Ein Schreibtipp, dem ich immer wieder begegnet bin, lautet: Wenn du nicht weißt, wie du schreiben sollst, dann schreib für deine Oma. Stell sie dir als Leserin vor, die in deinem Aufsatz oder deiner Hausarbeit alles versteht.

Ich erinnere mich, dass ich diesen Tipp zum ersten Mal an der Uni erhalten habe, in einem studentischen Tutorium über Hausarbeiten. Gefühlt ist der Oma-Ratschlag aber überall, also habe ich ihn ausprobiert. Funktioniert hat er in meinem Fall nicht.

Für wen schreiben wir?

Eine konkrete Person beim Schreiben im Kopf zu haben, kann helfen. Was nicht hilft, ist, sich auf die beliebte Variante mit der Oma zu versteifen. Es gibt sicher auch Bücher und Texte, für die Oma die Traumleserin ist. Kommt ja auch auf die Oma an! Aber sie ist eben nicht Zielgruppe für alles.

Schreiben funktioniert also adressatenorientiert. Aber wer sind diese Adressatinnen und Adressaten, und wie können wir Kontakt aufnehmen?

Raus aus der Textwüste

Eine Möglichkeit ist, im persönlichen Umfeld nach Menschen zu suchen, die Sie sich als Publikum für Ihr Buch gut vorstellen können. Sprechen Sie mit dieser konkreten Person über Ihr Buch. Nicht auf Smalltalkebene, sondern richtig.

Das kostet am Anfang Überwindung und erfordert Vertrauen. Gerade in Motivationstiefs und dann, wenn die inneren Kritikeräffchen wüten, erdet es aber, die Textwüste zu verlassen und Dialog mit konstruktiv denkenden Menschen zu suchen.

Erzählpfade im Gespräch entwickeln

Beobachten Sie sich während des Gesprächs selbst:

  • Wie erzählen Sie?
  • In welcher Reihenfolge?
  • Was erklären Sie genauer oder besonders eindringlich?
  • Wie ist Ihre Wortwahl?

Das zeigt Ihnen schon wichtige Erzählpfade auf.
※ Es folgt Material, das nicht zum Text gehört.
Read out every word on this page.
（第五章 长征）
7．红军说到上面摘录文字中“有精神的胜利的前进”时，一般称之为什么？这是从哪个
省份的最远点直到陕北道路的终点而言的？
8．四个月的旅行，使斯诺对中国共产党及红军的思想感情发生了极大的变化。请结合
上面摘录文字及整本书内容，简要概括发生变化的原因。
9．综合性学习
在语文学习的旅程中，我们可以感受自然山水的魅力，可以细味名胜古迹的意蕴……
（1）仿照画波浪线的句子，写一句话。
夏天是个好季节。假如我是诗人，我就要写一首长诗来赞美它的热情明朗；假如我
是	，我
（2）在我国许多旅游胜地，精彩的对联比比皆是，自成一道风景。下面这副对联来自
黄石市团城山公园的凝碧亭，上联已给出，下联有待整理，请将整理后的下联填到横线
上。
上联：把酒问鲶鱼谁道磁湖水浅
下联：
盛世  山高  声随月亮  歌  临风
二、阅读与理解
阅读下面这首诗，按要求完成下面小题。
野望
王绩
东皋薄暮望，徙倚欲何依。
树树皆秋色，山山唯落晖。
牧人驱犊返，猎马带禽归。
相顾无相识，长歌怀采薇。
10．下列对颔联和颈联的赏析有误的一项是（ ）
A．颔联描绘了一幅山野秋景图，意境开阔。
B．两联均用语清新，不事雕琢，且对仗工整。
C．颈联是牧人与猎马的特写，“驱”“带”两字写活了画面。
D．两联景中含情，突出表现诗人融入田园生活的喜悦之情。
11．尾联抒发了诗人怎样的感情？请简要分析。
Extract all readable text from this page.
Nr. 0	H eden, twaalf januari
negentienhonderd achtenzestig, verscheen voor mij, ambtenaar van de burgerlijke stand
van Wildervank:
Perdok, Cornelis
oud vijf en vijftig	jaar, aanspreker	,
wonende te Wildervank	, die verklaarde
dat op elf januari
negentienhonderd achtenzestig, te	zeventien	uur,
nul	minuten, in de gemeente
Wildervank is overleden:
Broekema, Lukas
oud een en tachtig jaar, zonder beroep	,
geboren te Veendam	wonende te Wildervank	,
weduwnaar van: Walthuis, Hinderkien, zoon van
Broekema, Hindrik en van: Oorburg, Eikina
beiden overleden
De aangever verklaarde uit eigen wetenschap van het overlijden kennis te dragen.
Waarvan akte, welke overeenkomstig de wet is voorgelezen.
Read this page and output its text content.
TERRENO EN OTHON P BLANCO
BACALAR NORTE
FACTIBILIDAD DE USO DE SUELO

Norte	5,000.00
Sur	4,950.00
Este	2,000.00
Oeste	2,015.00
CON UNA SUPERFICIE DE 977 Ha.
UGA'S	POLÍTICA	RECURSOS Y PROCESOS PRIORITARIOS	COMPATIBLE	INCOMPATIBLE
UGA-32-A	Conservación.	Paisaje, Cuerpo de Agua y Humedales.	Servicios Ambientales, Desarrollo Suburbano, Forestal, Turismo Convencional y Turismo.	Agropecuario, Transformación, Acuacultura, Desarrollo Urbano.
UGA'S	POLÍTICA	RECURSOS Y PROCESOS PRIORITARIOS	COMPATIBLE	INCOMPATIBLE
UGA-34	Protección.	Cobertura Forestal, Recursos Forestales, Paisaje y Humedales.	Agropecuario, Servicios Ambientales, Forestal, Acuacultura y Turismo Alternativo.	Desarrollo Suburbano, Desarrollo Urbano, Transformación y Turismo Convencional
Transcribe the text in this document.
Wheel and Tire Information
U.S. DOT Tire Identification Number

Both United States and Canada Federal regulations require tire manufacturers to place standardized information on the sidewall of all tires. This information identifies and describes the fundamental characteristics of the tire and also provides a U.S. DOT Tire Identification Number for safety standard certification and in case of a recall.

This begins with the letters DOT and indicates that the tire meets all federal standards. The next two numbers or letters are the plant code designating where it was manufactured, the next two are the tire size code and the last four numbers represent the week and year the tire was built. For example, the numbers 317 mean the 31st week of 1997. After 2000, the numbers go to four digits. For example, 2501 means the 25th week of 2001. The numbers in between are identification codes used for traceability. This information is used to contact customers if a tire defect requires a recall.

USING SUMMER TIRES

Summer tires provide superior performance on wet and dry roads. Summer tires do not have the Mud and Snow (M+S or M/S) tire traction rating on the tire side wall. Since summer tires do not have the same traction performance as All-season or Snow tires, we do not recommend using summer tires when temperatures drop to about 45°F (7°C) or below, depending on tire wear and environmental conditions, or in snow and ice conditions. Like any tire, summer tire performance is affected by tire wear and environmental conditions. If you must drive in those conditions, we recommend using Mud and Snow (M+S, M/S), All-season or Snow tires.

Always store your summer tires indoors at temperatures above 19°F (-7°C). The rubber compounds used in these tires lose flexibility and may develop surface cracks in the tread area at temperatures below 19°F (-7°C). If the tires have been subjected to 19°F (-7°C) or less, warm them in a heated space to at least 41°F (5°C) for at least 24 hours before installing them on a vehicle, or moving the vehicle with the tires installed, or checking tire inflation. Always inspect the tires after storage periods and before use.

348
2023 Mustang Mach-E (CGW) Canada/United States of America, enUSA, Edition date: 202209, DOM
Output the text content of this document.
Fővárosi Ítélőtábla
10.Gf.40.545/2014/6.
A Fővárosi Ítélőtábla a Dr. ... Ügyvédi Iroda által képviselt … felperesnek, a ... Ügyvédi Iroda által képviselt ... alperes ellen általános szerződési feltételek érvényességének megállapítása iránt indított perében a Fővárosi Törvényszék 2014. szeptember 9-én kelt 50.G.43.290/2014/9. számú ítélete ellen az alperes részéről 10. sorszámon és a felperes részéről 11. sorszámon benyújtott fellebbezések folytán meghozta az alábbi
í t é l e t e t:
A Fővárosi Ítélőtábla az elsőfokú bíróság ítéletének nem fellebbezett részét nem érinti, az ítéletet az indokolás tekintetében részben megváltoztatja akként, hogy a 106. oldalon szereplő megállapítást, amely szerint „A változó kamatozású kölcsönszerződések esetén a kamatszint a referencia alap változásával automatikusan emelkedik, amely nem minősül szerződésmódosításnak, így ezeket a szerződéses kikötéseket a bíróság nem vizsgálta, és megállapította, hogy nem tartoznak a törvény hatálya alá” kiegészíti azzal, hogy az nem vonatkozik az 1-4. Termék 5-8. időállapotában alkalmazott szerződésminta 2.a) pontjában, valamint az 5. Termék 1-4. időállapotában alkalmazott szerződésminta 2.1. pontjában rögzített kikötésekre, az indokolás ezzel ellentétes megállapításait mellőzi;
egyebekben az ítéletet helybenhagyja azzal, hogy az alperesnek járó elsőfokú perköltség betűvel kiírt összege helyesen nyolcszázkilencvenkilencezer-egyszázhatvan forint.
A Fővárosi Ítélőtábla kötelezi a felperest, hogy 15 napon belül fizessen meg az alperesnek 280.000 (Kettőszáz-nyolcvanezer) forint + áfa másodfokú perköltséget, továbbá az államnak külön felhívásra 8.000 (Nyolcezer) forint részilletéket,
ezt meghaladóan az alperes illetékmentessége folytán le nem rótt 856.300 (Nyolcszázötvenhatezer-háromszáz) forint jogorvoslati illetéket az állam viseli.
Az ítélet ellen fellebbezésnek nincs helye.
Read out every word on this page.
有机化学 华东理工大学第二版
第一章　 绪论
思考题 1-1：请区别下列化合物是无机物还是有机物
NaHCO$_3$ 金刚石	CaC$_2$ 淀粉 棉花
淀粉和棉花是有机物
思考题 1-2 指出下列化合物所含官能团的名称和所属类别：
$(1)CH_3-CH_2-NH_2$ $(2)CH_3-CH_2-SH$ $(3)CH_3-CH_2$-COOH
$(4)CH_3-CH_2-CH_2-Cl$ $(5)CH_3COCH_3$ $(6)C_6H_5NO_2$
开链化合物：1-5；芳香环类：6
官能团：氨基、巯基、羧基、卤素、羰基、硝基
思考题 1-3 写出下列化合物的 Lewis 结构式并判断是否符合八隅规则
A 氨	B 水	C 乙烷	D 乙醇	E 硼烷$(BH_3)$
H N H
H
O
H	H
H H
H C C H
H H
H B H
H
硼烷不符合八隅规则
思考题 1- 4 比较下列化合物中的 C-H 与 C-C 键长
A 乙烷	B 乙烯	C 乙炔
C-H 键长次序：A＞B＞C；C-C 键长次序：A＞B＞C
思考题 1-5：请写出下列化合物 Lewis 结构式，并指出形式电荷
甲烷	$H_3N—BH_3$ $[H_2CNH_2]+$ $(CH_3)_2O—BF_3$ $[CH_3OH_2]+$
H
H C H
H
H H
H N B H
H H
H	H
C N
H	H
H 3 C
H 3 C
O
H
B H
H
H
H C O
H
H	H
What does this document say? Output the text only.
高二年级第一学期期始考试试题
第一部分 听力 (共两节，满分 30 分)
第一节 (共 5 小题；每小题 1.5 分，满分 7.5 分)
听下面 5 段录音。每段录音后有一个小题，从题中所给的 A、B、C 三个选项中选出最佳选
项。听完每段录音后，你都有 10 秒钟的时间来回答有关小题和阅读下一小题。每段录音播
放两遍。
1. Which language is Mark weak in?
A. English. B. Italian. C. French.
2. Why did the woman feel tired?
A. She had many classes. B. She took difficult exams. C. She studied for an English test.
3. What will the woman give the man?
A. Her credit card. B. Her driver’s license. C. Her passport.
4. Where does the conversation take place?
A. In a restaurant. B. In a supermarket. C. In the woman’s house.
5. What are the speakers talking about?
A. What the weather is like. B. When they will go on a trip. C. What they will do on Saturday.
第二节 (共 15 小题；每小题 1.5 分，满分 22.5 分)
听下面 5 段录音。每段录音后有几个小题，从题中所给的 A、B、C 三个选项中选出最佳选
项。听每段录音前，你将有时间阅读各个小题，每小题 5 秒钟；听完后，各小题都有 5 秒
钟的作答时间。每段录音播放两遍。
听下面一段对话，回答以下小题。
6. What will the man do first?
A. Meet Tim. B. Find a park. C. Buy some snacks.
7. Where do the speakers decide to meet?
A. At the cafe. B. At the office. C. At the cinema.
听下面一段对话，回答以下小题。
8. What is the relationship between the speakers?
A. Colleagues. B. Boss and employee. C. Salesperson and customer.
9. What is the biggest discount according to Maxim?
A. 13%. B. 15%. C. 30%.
Wenn Sie ein Sachbuch schreiben, ist das Gegenüber vielleicht ein Kollege – oder, anders gedacht, eine fachfremde Freundin, wenn Sie Laien erreichen wollen. Gerade wenn Sie an einem erzählenden Sachbuch sitzen, fallen Ihnen sicher eine ganze Reihe von Menschen ein, die Interesse haben könnten. Die Oma?

Neue Perspektiven im Dialog

Gehen Sie dann in den Dialog und erfahren etwas mehr über die Gedanken und Ideen Ihrer potenziellen Leserinnen und Leser.

  • Welche Aspekte finden sie besonders anschlussfähig?
  • Wie wünschen sie sich die Aufbereitung von Wissen?
  • An welchen Stellen finden sie beispielsweise Humor angebracht, an welchen nicht?
  • Sagen sie etwas, das Ihnen bisher überhaupt noch nicht in den Sinn gekommen ist?

Diese neuen Perspektiven sind in der Umsetzung für Ihr Buch überhaupt nicht verbindlich. Aber allein schon vom Schreibtisch aufzustehen und eine Reaktion zu bekommen – und sei es nur ein Gesichtsausdruck! – wirkt Wunder für Motivation und Gedankenfluss.